The heavy lifting begins. 1st reads can take over a half-hour. I come at them with a blank slate and scroll through the app with great care, taking notes on scratch paper as I go. I want to know what the student has to say and what the recs say about the student. Most everyone is a good student so what distinguishes this individual? Do they have special talents, intense passions? Will they fit in Whitman’s participatory, collaborative environment? What will they bring to the table and what will they take from the table?

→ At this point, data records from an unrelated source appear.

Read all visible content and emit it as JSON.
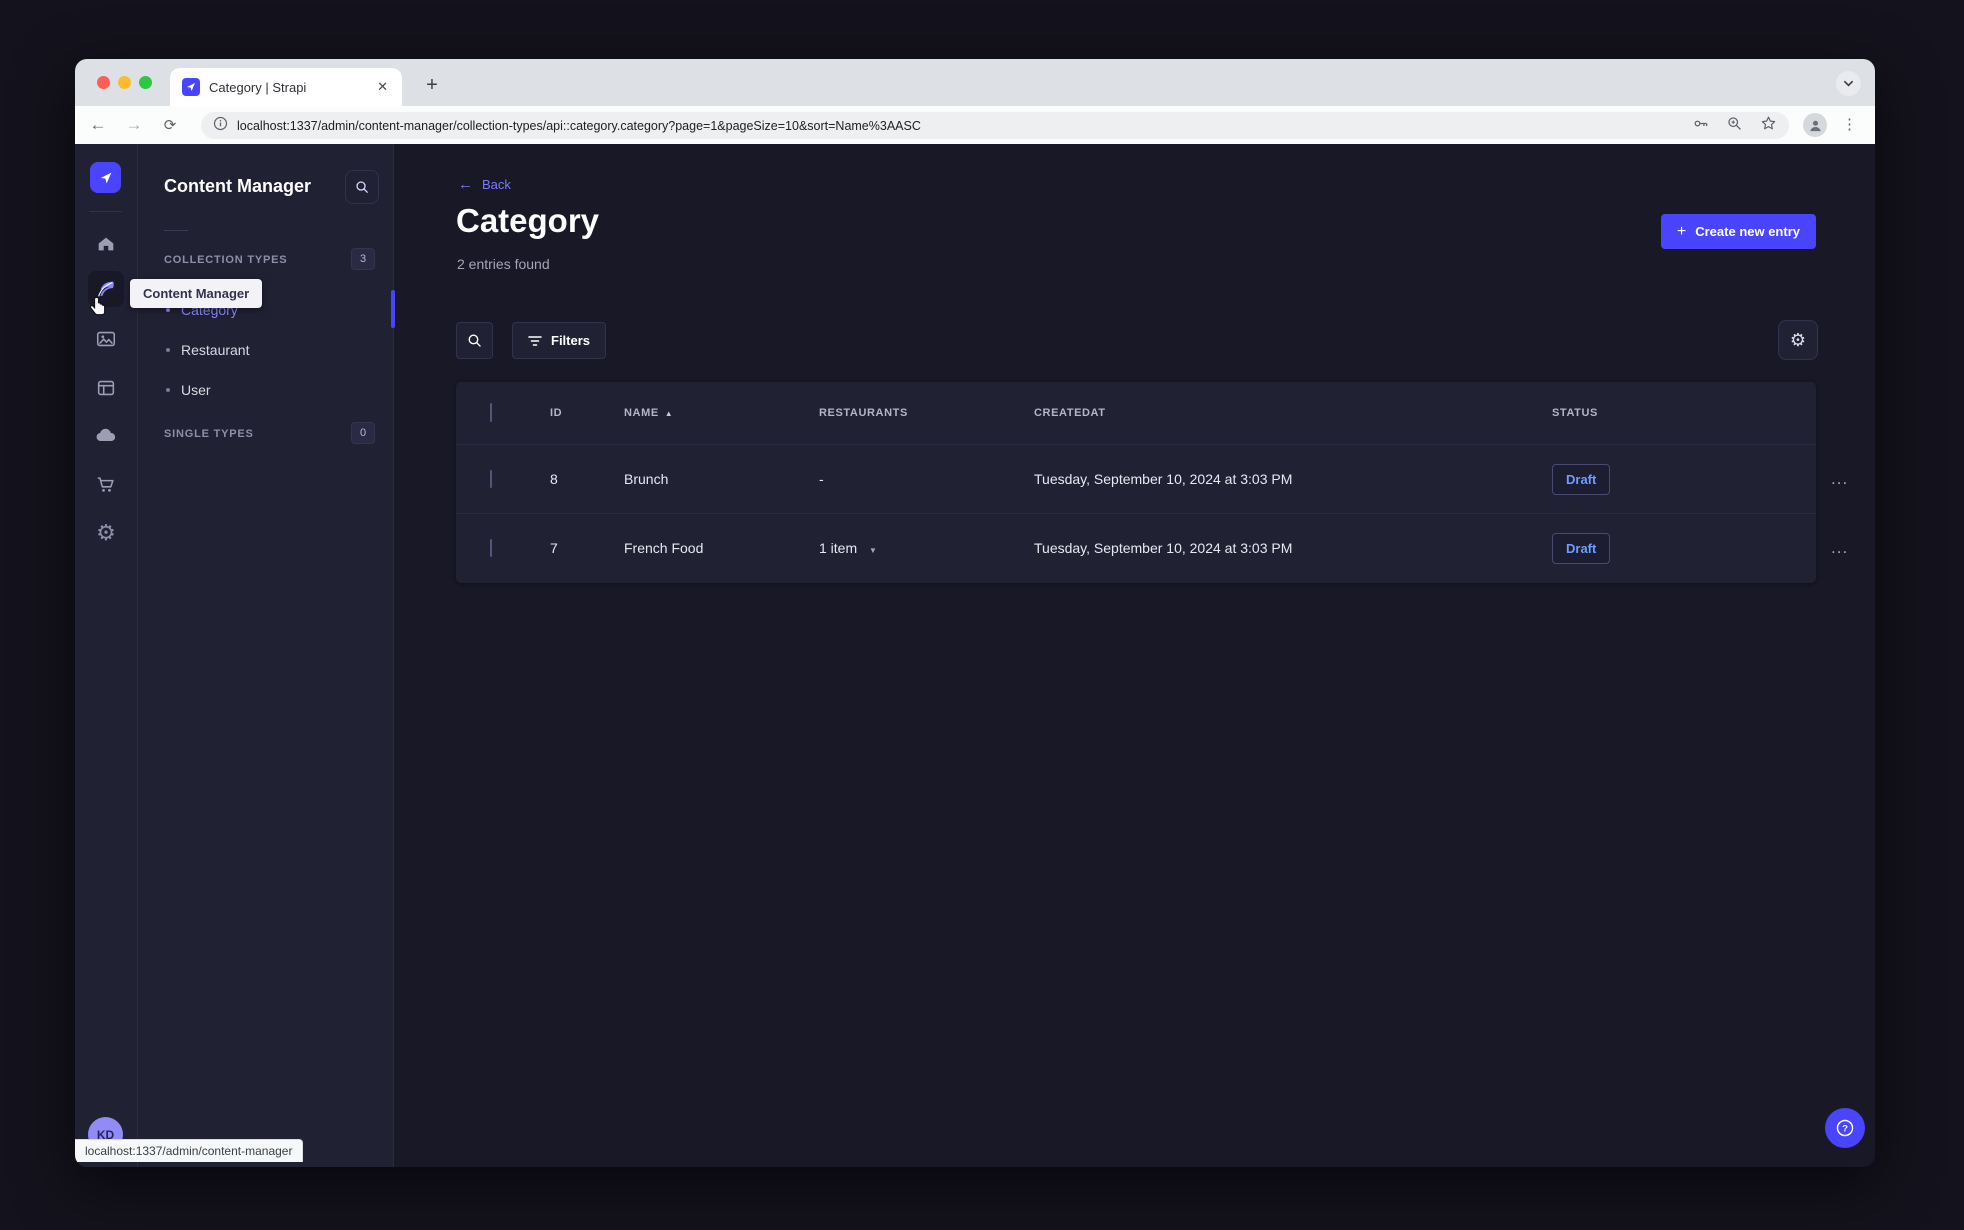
{
  "colors": {
    "primary": "#4945ff",
    "primary_light": "#7b79ff",
    "surface": "#212134",
    "background": "#181826",
    "draft_text": "#6c9eff"
  },
  "browser": {
    "tab_title": "Category | Strapi",
    "url": "localhost:1337/admin/content-manager/collection-types/api::category.category?page=1&pageSize=10&sort=Name%3AASC",
    "status_bar_link": "localhost:1337/admin/content-manager",
    "new_tab_label": "+",
    "close_tab_label": "✕",
    "back_glyph": "←",
    "forward_glyph": "→",
    "reload_glyph": "⟳",
    "menu_glyph": "⋮"
  },
  "rail": {
    "tooltip": "Content Manager",
    "avatar_initials": "KD",
    "icons": [
      "strapi-logo",
      "home",
      "content-manager",
      "media-library",
      "content-type-builder",
      "cloud",
      "marketplace",
      "settings"
    ],
    "gear_glyph": "⚙"
  },
  "subnav": {
    "title": "Content Manager",
    "collection_types": {
      "label": "COLLECTION TYPES",
      "badge": "3",
      "items": [
        {
          "label": "Category",
          "active": true
        },
        {
          "label": "Restaurant",
          "active": false
        },
        {
          "label": "User",
          "active": false
        }
      ]
    },
    "single_types": {
      "label": "SINGLE TYPES",
      "badge": "0"
    }
  },
  "main": {
    "back_label": "Back",
    "back_glyph": "←",
    "title": "Category",
    "subtitle": "2 entries found",
    "create_button": "Create new entry",
    "create_plus": "+",
    "filters_button": "Filters",
    "table": {
      "headers": {
        "id": "ID",
        "name": "NAME",
        "restaurants": "RESTAURANTS",
        "createdat": "CREATEDAT",
        "status": "STATUS"
      },
      "sort_caret": "▲",
      "rows": [
        {
          "id": "8",
          "name": "Brunch",
          "restaurants": "-",
          "created": "Tuesday, September 10, 2024 at 3:03 PM",
          "status": "Draft",
          "actions": "..."
        },
        {
          "id": "7",
          "name": "French Food",
          "restaurants": "1 item",
          "restaurants_chevron": "▼",
          "created": "Tuesday, September 10, 2024 at 3:03 PM",
          "status": "Draft",
          "actions": "..."
        }
      ]
    }
  }
}
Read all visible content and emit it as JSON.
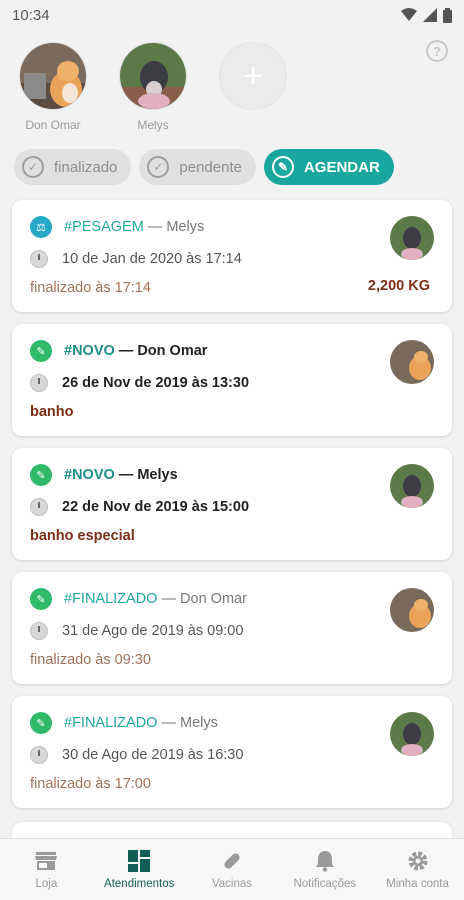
{
  "status_bar": {
    "time": "10:34"
  },
  "pets": [
    {
      "name": "Don Omar",
      "avatar": "cat-avatar"
    },
    {
      "name": "Melys",
      "avatar": "dog-avatar"
    }
  ],
  "add_pet": {
    "icon": "plus-icon",
    "label": "+"
  },
  "filters": {
    "finalized": "finalizado",
    "pending": "pendente",
    "schedule": "AGENDAR"
  },
  "appointments": [
    {
      "tag": "#PESAGEM",
      "separator": "—",
      "pet": "Melys",
      "date": "10 de Jan de 2020 às 17:14",
      "note": "finalizado às 17:14",
      "weight": "2,200 KG",
      "icon": "scale-icon"
    },
    {
      "tag": "#NOVO",
      "separator": "—",
      "pet": "Don Omar",
      "date": "26 de Nov de 2019 às 13:30",
      "note": "banho",
      "icon": "brush-icon"
    },
    {
      "tag": "#NOVO",
      "separator": "—",
      "pet": "Melys",
      "date": "22 de Nov de 2019 às 15:00",
      "note": "banho especial",
      "icon": "brush-icon"
    },
    {
      "tag": "#FINALIZADO",
      "separator": "—",
      "pet": "Don Omar",
      "date": "31 de Ago de 2019 às 09:00",
      "note": "finalizado às 09:30",
      "icon": "brush-icon"
    },
    {
      "tag": "#FINALIZADO",
      "separator": "—",
      "pet": "Melys",
      "date": "30 de Ago de 2019 às 16:30",
      "note": "finalizado às 17:00",
      "icon": "brush-icon"
    }
  ],
  "nav": [
    {
      "label": "Loja",
      "icon": "store-icon"
    },
    {
      "label": "Atendimentos",
      "icon": "dashboard-icon",
      "active": true
    },
    {
      "label": "Vacinas",
      "icon": "pill-icon"
    },
    {
      "label": "Notificações",
      "icon": "bell-icon"
    },
    {
      "label": "Minha conta",
      "icon": "gear-icon"
    }
  ],
  "colors": {
    "primary": "#1aa7a0",
    "nav_active": "#155e58",
    "accent_brown": "#7c2e16"
  }
}
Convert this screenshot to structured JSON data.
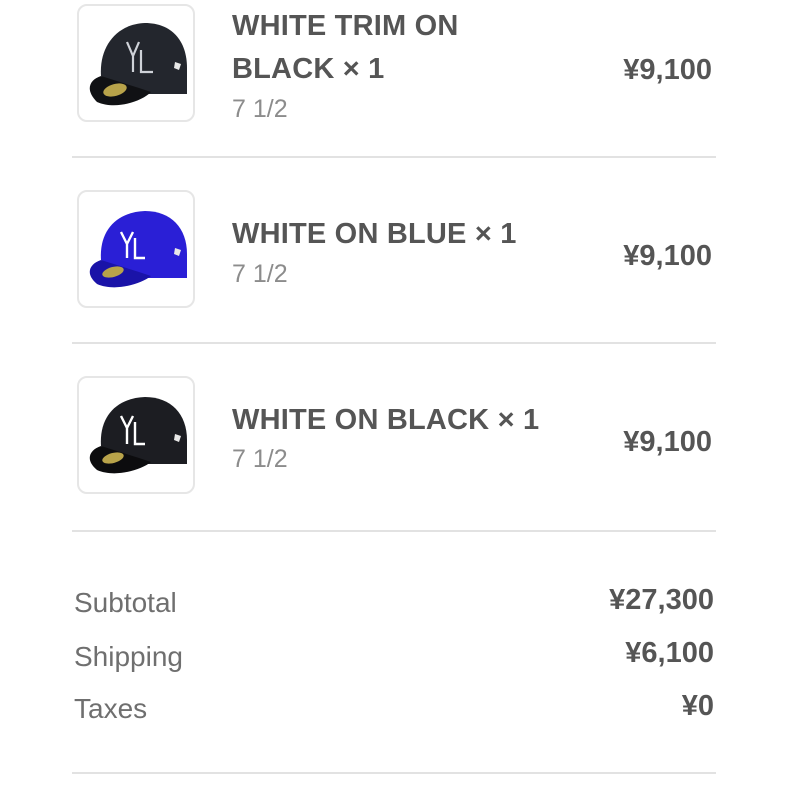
{
  "items": [
    {
      "title_line1": "WHITE TRIM ON",
      "title_line2": "BLACK × 1",
      "variant": "7 1/2",
      "price": "¥9,100",
      "image_icon": "black-cap-white-trim-icon",
      "cap_color": "#1e2127"
    },
    {
      "title_line1": "WHITE ON BLUE × 1",
      "variant": "7 1/2",
      "price": "¥9,100",
      "image_icon": "blue-cap-icon",
      "cap_color": "#2a1fd6"
    },
    {
      "title_line1": "WHITE ON BLACK × 1",
      "variant": "7 1/2",
      "price": "¥9,100",
      "image_icon": "black-cap-icon",
      "cap_color": "#1c1d22"
    }
  ],
  "summary": {
    "subtotal_label": "Subtotal",
    "subtotal_value": "¥27,300",
    "shipping_label": "Shipping",
    "shipping_value": "¥6,100",
    "taxes_label": "Taxes",
    "taxes_value": "¥0"
  }
}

An admission from an admission officer: I sometimes email a student whose app I’ve just read if their writing knocks my socks off. Sometimes they email back, surprised that there’s a human being on the other end of cyberspace. There is.

Meet Bruce!

Name: Bruce J. Jones

College, year, major: Whitman, ’67, History

Grad School, year, degree/concentration: Wesleyan U, ’69, MAT, Urban Education; Cal Berkeley, ’77, Counseling Certificate

Recruitment Territories: New England, South, Southeast

Other Office Duties: Alumni/parent initiatives, fall counselor visits, “yield” events, office edits, college info database updates

Favorite –

Color: Don’t have one

Ice Cream Flavor: Coffee

Book: All the Pretty Horses, Cormac McCarthy

Movie: Breaking Away; Open Range

Taco Truck Order: Walla Walla Sweet Onions

Favorite thing about Whitman: Location, location, location

Favorite place to eat in Walla Walla: Creektown Café

Stuff I like to do: Cycle, road and mountain; walk in the woods; drink Walla Walla wines; hold babies; cook; write; putz around the house.